Hey Oppo, here that? It’s the sound of birds singing. The bulbs are coming up, days are longer, and it’s getting warmer. That means Spring is here. It’s prime cycling season here, and that means it’s time to repost my flaming rant against cyclists. I have to vent my anger somewhere, and you’re gonna help me. I usually don’t come off this angry, but some things set me off. You’ve been warned:
I am a cyclist, and I am here to confess...I hate cyclists.
Well, not all cyclists, really. There was this one guy...that’s right, ONE GUY...in the last two years that I can remember who stopped at a traffic sign and used hand signals. That guy I’d like to buy a drink. At least I stopped to thank him. He’s my new favorite person.
And, he should be yours, too, if you’re a cyclist or a motorist. You know what he said to me when I thanked him for stopping at that stop sign and signaling? He said, “Hey, it’s in my best interests, right?”

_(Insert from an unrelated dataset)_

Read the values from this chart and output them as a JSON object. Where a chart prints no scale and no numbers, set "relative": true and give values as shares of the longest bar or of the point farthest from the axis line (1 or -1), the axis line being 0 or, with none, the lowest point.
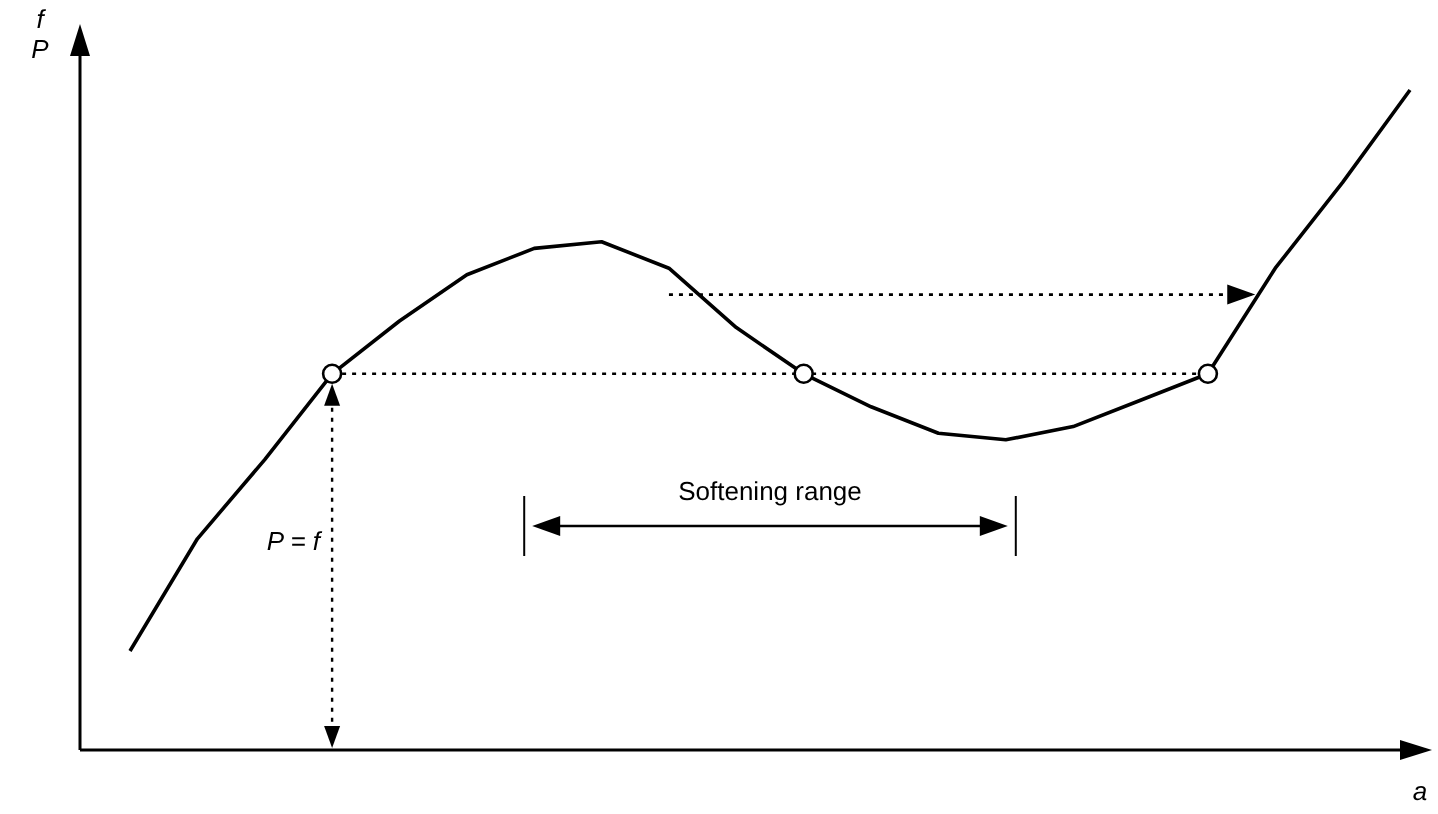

Yes! Why is this man the only person in Dallas that gets this? Scratch that drink. I want to fund his campaign for President (write in with me: Responsible Cyclist Dude). See, there are two huge reasons to obey traffic laws when you’re bicycling:
One: everyone else is bigger than you. That’s right, idiot. Everyone, even that Miata in the lane next to you, is bigger, faster, and more visible than you are. That means that if you run that stop sign, and that soccer mom in the SUV trying to tame her brood hyped up on pop rocks in the back while texting her husband to bring home milk hits you, GUESS WHO WINS? Not you, that’s for sure. I know from experience because now I do all my cycling with a hand cycle since some kid in a Pontiac broke my spine.
So, I hear some of you through the ether saying, “Well, natural selection, right? If they take risks like that, they deserve what they get!” And I would agree with that sentiment (somewhat), except for the second reason:
Two: pulling dumb shit hurts the rest of us. Do you have any idea how much motorists hate cyclists? I do. I’ve been hit before. My mom was run off the road by a motorist who shouted some obscenity at her just for being on a public road. Every time you blow a stop light, turn to cut off a car, or pull some other asshattery, you contribute to the motorist groupthink that says, “Cyclists are assholes! They need to get off the road!” That endangers all of us.
Yet day after day, on my bike or in my car, I see cyclists who wouldn’t dare run a stop light when in their car plow through a regulated 4-lane intersection as it suits them, dodging cars like orange cones, or cruising through a suburban stop sign because, ya know, no one is coming.
Well, let me tell ya, sometimes you can obey all the rules and still not see ‘em coming. So why be so eager to abandon your safety margin in favor of the judgement of that unknown driver at the intersection?
Yeah, fuck cyclists. Except you, Responsible Cyclist Dude. I should have put you on my Christmas card list.